Indeed components improve with techyear, and there will be 101 tech levels (1940-2040). Some components stop improving at some point though, for instance carburettors certainly have not improved much (if at all) between 2005 and 2010.

The revamp will bring another interesting mechanic regarding techyear: making "future tech" harder to control, causing reliability issues.
Examples:
1) You are in 1958 and have researched a +10 techlevel (up to 1968 where MFI unlocks) for fuel systems. This gives you access to MFI tech, but using it would be a huge technical challenge in price, manhours, and reliability. You'd need all your 10 tech points to unlock the tech... leaving you with an unreliable MFI built in 1958. -10 on the reliability scale.

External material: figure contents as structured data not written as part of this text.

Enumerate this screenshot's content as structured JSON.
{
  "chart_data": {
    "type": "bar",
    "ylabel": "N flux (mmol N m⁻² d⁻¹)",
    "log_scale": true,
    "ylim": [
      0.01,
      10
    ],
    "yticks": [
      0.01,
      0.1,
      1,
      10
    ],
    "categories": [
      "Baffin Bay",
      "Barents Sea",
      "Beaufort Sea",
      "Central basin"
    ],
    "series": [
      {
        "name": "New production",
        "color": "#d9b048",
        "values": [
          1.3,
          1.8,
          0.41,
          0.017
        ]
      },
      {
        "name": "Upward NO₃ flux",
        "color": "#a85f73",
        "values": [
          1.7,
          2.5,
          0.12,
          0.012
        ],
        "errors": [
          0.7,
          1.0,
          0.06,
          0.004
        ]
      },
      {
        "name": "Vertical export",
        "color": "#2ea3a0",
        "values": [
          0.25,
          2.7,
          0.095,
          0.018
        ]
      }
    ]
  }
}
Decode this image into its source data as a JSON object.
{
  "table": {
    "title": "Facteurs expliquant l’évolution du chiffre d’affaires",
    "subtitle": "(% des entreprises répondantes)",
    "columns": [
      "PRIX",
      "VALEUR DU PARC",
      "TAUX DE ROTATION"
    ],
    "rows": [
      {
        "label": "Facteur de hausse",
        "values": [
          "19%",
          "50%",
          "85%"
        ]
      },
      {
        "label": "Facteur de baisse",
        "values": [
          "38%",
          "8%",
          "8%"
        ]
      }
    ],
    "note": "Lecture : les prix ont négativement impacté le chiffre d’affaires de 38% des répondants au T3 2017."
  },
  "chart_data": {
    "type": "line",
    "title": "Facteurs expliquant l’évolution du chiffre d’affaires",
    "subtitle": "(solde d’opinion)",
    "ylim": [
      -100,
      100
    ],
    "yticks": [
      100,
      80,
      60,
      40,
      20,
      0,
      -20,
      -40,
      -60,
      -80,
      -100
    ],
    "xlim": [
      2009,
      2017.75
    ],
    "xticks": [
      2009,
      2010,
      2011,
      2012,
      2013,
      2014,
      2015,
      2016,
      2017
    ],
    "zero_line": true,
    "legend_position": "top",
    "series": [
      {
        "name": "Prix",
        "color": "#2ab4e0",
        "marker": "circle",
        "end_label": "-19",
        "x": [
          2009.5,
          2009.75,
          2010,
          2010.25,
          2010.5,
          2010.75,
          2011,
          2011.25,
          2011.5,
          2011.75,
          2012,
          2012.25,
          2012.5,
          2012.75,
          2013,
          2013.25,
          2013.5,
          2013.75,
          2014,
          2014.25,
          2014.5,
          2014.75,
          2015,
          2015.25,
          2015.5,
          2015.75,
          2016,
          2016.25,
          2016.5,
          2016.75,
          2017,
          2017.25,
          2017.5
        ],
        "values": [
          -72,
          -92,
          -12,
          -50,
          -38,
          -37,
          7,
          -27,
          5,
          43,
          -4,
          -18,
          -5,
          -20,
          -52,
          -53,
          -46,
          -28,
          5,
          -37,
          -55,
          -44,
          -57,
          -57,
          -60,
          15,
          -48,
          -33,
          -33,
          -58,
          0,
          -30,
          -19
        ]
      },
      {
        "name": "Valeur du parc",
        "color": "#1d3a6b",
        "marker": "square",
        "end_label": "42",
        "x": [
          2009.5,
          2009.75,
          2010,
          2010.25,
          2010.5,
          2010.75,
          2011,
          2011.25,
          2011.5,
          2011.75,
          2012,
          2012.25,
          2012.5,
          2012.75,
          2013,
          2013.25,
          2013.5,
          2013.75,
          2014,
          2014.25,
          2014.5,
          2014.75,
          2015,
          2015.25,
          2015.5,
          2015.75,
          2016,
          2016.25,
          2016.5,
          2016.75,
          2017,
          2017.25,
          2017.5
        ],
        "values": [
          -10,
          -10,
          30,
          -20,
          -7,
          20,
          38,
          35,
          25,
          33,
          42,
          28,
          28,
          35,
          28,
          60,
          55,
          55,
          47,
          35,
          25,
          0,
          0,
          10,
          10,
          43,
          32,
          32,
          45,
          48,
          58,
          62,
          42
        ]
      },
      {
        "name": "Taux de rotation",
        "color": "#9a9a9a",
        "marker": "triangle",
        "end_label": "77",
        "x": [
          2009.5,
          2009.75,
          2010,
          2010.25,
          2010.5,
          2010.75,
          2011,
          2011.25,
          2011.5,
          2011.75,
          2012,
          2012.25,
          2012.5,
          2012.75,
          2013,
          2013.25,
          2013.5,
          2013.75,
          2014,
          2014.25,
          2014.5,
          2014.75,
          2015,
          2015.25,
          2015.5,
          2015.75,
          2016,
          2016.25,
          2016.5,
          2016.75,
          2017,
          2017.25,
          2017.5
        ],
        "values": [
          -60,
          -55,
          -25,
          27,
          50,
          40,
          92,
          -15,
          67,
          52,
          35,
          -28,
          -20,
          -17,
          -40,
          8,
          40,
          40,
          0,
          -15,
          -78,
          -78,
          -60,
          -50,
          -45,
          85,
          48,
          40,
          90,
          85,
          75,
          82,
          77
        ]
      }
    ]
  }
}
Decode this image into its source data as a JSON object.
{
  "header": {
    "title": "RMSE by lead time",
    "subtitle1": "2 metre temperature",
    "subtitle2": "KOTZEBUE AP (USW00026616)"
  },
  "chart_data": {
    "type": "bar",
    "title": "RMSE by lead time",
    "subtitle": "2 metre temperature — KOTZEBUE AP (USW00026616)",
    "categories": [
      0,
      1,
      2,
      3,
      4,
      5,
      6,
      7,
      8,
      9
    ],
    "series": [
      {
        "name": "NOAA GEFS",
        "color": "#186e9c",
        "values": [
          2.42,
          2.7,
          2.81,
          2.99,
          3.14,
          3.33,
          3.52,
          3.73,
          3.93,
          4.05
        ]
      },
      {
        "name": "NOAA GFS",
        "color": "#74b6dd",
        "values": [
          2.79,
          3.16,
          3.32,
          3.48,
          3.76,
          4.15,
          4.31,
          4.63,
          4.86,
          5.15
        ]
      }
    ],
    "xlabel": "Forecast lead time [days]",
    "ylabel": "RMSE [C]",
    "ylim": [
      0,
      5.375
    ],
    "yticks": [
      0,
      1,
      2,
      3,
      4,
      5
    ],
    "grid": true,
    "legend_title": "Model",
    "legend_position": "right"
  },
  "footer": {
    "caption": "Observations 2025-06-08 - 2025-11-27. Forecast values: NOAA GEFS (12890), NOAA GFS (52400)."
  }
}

2) You are in 1963 and have researched a +10 techlevel (up to 1973) for fuel systems. This gives you access to MFI tech and only "consumes" 5 of your 10 tech points. The other 5 go into making it reliable, and as it is 5 years in the future, you break even in reliability: 5 points to unlock, 5 points to get to 1968 standard. Effectively you thus have fully functional MFI 5 years earlier than your average competitor.
This system is very simple, but gives quite a bit of depth as you can choose if the loss in reliability really is worth the extra performance and marketing bonus.